In Greek mythology, Crataeis (Κραταιίς, -ίδος, alt. Crataiis) is, by some accounts, the mother of Scylla. In Homer's Odyssey, Circe tells Odysseus:

"Nay, row past with all thy might, and call upon Crataiis, the mother of Scylla, who bore her for a bane to mortals. Then will she keep her from darting forth again." (Translation by A. T. Murray)

Several authors, Ovid, Apollodorus, Servius and scholia on Plato, follow Homer in assigning Crataeis as the mother of Scylla. Neither Homer nor Ovid mention a father for Scylla, but Apollodorus says that the father was either Trienus (Triton?) or Phorcus (a variant of Phorkys), similarly the Plato scholiast, perhaps following Apollodorus, gives the father as Tyrrhenus or Phorcus, while Eustathius gives the father as Triton.

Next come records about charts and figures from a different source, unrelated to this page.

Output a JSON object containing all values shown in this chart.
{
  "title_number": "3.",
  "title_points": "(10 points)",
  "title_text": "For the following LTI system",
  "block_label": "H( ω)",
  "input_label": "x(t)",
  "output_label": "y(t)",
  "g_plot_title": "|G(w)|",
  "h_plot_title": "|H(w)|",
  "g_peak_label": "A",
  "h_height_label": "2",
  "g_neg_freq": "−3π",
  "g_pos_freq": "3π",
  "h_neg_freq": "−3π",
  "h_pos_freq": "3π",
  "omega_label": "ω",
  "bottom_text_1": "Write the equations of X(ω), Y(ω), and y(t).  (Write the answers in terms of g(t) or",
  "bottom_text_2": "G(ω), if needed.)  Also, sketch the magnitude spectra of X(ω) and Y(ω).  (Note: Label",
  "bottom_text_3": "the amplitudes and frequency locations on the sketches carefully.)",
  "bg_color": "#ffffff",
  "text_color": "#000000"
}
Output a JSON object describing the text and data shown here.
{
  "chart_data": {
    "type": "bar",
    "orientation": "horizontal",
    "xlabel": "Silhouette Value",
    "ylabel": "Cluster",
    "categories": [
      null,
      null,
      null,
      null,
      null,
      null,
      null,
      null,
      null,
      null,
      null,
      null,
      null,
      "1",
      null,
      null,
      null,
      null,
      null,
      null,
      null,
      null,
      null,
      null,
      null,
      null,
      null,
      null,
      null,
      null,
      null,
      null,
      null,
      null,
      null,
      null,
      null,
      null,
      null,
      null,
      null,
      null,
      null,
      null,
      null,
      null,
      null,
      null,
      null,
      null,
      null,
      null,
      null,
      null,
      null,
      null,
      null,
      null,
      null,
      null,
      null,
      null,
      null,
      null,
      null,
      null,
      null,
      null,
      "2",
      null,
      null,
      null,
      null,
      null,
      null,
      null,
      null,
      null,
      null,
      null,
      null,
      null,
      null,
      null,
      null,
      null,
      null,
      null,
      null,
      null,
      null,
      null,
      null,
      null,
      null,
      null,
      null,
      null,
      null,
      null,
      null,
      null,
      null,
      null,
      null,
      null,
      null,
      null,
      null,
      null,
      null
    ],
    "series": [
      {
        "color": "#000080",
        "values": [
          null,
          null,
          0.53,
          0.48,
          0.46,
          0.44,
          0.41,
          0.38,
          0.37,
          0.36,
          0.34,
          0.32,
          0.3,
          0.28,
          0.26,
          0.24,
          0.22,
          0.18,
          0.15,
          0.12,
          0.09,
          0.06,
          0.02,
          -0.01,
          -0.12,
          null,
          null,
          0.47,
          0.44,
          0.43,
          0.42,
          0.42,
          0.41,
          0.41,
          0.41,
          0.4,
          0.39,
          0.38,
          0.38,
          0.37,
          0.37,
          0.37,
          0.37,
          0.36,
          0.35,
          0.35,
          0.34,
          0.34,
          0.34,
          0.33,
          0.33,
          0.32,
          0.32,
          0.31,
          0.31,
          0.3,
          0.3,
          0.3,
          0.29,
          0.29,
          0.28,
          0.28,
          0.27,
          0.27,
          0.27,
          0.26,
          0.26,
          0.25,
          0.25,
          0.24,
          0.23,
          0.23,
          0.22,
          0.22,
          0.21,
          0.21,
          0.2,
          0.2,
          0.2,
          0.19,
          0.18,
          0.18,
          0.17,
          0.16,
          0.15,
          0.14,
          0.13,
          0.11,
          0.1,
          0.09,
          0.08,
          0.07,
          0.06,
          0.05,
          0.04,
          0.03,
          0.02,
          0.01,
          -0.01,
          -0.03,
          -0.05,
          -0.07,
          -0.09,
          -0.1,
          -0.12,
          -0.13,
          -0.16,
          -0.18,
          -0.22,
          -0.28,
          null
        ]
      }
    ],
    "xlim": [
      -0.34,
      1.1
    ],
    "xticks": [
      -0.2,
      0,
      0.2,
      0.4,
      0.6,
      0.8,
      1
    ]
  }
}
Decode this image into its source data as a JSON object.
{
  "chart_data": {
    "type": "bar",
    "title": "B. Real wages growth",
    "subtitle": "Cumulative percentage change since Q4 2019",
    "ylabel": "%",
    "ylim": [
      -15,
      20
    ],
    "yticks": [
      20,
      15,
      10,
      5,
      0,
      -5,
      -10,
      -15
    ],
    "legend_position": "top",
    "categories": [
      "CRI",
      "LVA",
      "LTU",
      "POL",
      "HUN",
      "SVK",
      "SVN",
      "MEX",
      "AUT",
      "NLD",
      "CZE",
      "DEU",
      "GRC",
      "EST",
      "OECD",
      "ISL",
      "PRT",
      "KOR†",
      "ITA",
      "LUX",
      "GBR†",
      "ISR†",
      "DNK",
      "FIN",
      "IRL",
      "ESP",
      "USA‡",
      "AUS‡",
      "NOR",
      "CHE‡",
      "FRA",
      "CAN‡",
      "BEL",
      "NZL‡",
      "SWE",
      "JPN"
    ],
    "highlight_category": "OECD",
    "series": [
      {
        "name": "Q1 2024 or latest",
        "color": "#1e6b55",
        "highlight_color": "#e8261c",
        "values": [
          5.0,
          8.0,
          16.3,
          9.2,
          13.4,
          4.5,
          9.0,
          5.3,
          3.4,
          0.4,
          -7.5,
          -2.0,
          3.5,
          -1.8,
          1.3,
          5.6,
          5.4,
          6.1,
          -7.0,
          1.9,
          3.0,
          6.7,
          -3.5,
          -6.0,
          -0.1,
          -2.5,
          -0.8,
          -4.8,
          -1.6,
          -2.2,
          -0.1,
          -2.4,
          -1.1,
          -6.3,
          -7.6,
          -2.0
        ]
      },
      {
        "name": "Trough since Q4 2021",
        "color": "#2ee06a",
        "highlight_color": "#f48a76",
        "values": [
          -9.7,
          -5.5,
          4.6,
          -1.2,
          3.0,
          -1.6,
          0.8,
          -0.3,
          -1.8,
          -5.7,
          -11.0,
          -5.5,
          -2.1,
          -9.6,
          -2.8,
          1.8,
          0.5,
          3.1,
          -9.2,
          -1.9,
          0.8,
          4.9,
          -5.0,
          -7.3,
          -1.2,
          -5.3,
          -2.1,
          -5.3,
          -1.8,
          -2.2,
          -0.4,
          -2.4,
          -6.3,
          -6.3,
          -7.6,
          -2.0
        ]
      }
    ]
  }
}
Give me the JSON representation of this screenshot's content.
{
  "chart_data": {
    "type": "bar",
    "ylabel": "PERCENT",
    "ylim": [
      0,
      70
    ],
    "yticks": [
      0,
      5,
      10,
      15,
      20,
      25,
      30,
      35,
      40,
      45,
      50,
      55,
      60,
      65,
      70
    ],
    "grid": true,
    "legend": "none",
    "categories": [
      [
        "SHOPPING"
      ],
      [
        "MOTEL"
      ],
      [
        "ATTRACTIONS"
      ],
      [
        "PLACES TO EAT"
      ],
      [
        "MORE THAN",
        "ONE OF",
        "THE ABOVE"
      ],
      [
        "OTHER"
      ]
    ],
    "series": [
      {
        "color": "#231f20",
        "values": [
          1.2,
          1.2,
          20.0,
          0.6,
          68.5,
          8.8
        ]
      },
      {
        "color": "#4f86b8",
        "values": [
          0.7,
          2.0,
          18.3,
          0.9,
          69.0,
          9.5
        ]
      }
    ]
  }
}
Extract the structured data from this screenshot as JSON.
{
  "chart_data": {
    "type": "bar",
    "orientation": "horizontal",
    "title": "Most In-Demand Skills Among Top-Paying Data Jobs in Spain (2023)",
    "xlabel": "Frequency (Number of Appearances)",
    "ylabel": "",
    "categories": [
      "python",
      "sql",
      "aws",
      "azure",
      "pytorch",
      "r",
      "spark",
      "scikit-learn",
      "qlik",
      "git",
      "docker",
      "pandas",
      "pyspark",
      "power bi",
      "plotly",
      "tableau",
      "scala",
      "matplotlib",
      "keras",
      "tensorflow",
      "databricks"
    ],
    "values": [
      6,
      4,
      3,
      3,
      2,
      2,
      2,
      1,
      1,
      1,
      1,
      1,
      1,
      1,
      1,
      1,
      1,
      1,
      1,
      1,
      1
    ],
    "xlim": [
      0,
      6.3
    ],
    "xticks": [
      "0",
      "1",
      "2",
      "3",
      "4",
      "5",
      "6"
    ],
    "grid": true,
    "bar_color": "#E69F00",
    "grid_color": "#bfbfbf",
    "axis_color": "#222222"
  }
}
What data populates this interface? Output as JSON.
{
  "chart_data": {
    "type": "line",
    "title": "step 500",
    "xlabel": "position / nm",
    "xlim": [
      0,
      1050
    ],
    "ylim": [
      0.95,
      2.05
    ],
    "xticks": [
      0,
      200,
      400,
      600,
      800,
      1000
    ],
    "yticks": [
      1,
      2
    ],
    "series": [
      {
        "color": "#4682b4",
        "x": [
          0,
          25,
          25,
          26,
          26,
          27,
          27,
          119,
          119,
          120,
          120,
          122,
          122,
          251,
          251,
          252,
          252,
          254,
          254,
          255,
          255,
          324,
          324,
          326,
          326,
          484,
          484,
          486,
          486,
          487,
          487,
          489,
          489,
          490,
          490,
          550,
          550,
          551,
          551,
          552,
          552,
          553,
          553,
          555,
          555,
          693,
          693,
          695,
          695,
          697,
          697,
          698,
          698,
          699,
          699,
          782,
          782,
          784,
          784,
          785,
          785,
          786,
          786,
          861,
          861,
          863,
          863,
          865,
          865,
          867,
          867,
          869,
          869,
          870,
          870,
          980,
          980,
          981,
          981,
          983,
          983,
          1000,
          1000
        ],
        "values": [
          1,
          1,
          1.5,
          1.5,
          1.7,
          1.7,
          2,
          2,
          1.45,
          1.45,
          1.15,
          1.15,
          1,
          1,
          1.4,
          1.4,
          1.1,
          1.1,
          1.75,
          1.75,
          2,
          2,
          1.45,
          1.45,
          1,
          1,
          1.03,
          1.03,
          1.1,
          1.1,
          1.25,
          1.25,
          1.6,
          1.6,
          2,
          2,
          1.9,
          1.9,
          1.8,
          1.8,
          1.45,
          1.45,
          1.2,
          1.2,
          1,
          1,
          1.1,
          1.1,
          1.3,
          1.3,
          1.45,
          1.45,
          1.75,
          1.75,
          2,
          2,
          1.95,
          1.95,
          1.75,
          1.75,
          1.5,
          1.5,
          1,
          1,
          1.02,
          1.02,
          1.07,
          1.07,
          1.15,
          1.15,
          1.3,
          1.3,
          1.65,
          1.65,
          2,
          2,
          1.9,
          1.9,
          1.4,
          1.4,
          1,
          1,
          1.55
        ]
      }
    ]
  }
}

Other authors have Hecate as Scylla's mother. The Hesiodic Megalai Ehoiai gives Hecate and Phorbas as the parents of Scylla, while Acusilaus says that Scylla's parents were Hecate and Phorkys (so also schol. Odyssey 12.85). Perhaps trying to reconcile these conflicting accounts, Apollonius of Rhodes says that Crataeis was another name for Hecate, and that she and Phorcys were the parents of Scylla. Likewise, Semos of Delos (FGrHist 396 F 22) says that Crataeis was the daughter of Hecate and Triton, and mother of Scylla by Deimos. Stesichorus (alone) names Lamia as the mother of Scylla, possibly the Lamia who was the daughter of Poseidon, while according to Hyginus, Scylla was the offspring of Typhon and Echidna.